Francuscy siatkarze solidarni z kolegą
Po emocjonującym finale siatkarskim, na którym Francuzi zwyciężyli, nadeszła pora na ceremonię medalową. Jednak zwycięska drużyna długo nie pojawiała się na podium. Komentatorzy sportowi przekazywali telewidzom informacje, że „jeden z francuskich zawodników zabłądził na hali”. Teraz już wiadomo, że przeciągające się oczekiwanie na wyjście sportowców z szatni było ich protestem wobec zasad medalowych. Sprawa dotyczyła Timothee Carle'a, trzynastego zawodnika kadry, który nie wystąpił w turnieju i według zasad nie mógł stanąć razem z drużyną na podium. Francuzi, nie zgadzając się z tą decyzją, domagali się, by Carle mógł uczestniczyć w ceremonii razem z nimi.
Dlaczego jeden z siatkarzy nie dostał medalu?
Światowa Federacja Siatkówki (FIVB) wraz z Międzynarodowym Komitetem Olimpijskim (MKOl) wprowadziła znaczącą zmianę w regulaminie dotyczącym składów drużyn siatkarskich na igrzyska olimpijskie w Paryżu. Zgodnie z nowymi przepisami trenerzy mieli możliwość zabrania na igrzyska dodatkowego (trzynastego) zawodnika, który mógł wejść na boisko tylko w wyjątkowej sytuacji, jako tzw. „joker medyczny”. Zmiana ta okazała się kluczowa dla reprezentacji Polski. W trakcie turnieju kontuzji doznał Mateusz Bieniek, środkowy polskiej drużyny. Jego miejsce w kadrze meczowej zajął atakujący - Bartłomiej Bołądź, który dzięki tej decyzji mógł nie tylko wejść na boisko, ale również otrzymać na ceremonii olimpijski medal.
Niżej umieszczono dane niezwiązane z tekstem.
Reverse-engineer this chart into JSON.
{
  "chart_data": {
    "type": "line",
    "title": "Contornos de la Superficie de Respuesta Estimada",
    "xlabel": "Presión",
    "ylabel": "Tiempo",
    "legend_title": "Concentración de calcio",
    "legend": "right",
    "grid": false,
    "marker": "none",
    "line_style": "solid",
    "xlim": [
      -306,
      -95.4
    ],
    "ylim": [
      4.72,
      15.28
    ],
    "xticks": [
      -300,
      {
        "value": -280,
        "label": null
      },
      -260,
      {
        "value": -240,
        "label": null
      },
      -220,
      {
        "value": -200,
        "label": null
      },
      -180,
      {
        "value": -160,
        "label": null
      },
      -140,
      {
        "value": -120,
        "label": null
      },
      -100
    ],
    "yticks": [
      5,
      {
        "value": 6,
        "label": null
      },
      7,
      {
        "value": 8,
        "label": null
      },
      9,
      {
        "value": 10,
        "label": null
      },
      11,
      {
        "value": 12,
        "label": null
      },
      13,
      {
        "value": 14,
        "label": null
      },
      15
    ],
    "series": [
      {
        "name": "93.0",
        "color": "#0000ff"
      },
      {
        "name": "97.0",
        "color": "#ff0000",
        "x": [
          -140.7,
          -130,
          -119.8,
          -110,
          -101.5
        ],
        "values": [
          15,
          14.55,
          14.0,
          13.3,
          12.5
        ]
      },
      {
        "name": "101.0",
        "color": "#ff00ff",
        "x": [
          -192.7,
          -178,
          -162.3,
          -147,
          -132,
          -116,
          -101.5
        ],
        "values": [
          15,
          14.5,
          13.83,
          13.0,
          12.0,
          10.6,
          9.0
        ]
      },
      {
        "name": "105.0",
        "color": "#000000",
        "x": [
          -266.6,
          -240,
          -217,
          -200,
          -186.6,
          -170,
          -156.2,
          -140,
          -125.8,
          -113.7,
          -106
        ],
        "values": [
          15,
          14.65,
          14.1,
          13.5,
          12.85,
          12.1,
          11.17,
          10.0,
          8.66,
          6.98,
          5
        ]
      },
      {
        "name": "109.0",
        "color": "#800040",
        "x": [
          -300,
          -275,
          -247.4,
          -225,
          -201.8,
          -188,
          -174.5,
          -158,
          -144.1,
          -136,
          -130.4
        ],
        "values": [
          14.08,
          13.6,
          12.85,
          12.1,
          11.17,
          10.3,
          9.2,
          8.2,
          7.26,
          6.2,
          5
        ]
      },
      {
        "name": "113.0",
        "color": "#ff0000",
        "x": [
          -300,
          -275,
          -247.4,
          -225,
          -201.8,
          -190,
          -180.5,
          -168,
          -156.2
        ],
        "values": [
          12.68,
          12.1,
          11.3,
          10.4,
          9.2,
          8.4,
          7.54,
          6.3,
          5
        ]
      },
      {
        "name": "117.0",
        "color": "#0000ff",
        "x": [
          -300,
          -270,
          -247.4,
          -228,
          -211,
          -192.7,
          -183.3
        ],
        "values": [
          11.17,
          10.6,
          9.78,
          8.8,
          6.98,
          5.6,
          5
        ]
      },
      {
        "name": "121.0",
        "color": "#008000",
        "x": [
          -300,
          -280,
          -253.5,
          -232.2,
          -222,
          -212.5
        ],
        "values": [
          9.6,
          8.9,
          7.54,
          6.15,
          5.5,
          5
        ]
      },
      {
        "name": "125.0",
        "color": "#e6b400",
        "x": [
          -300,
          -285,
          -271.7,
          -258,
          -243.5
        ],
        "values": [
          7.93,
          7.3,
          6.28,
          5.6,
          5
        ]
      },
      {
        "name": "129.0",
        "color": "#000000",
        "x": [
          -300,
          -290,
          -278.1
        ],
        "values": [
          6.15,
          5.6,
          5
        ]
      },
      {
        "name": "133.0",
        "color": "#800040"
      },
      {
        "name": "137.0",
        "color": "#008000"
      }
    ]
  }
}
Timothee Carle, pełniący we francuskiej drużynie role „jokera medycznego” nie rozegrał na igrzyskach ani jednego meczu. Ostatecznie Carle stanął na podium, ale, ku zaskoczeniu wielu, bez medalu na szyi. To zdarzenie wywołało wiele dyskusji o zasadach przyznawania medali i roli rezerwowych w drużynie.